The Journal report made me reflect what might have been here, in 2020.  The vote totals of the state presidential races considered too close to call on Election Night were announced within a week after the election, a determinative number in favor President Joe Biden.  It’s all good – and indeed, vital to our system of government – to respect the legal process; even I initially nodded at Republican bromides asserting that Mr. Trump had the right to contest his defeats in court.  That said, professional politicians know their states.  Republican former WI Gov. Scott Walker, both the most savvy and virulently-partisan Wisconsin politician of his generation, made clear via tweet within hours after Wisconsin results were announced – before he or others grasped that then-President Donald Trump would simply choose to disregard facts in his quest to retain power — that although the contest was close, Mr. Biden had won Wisconsin.  Most if not all of the Republican party leaders and officials in each of the states narrowly won by Mr. Biden undoubtedly understood early on that that Mr. Trump’s challenges would have no appreciable effect on the election’s outcome.  They didn’t need to wait for their states’ respective formal election certifications or Congress’ January 6th formal counting of the Electoral College votes to acknowledge Mr. Biden’s victory.  Had they and right-wing propagandists such as Fox News done what Mr. Bolsonaro’s political allies have done – as soon as the result was objectively clear even if avenues for futile legal challenges remained, called in chorus upon Mr. Trump to concede and gracefully lay the ground for his opponent’s succession – it seems, at least to me, that despite his inevitable subsequent thrashing, Mr. Trump would have been politically hobbled, surrounded by a small cabal insufficient to sow the level of cancerous doubt and seditious impulse which we now confront.
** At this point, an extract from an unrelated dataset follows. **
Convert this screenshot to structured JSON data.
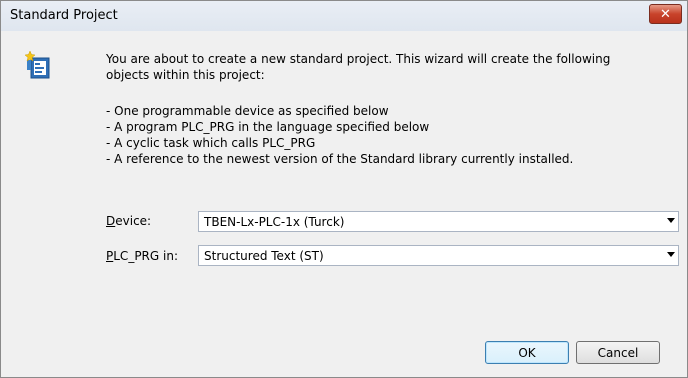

But they didn’t have the … guts.  (You know that wasn’t the word I was thinking as I typed this, or you were thinking as you read it.)  Despite over two centuries of American experience, they didn’t have the love and respect for democracy shown by officials in a South American nation with scant experience in true self-government.

Brazilians have a wry saying about their country: “Brazil is the future, and it always will be.”  Maybe so; but right now, the future of its democracy seems brighter than ours.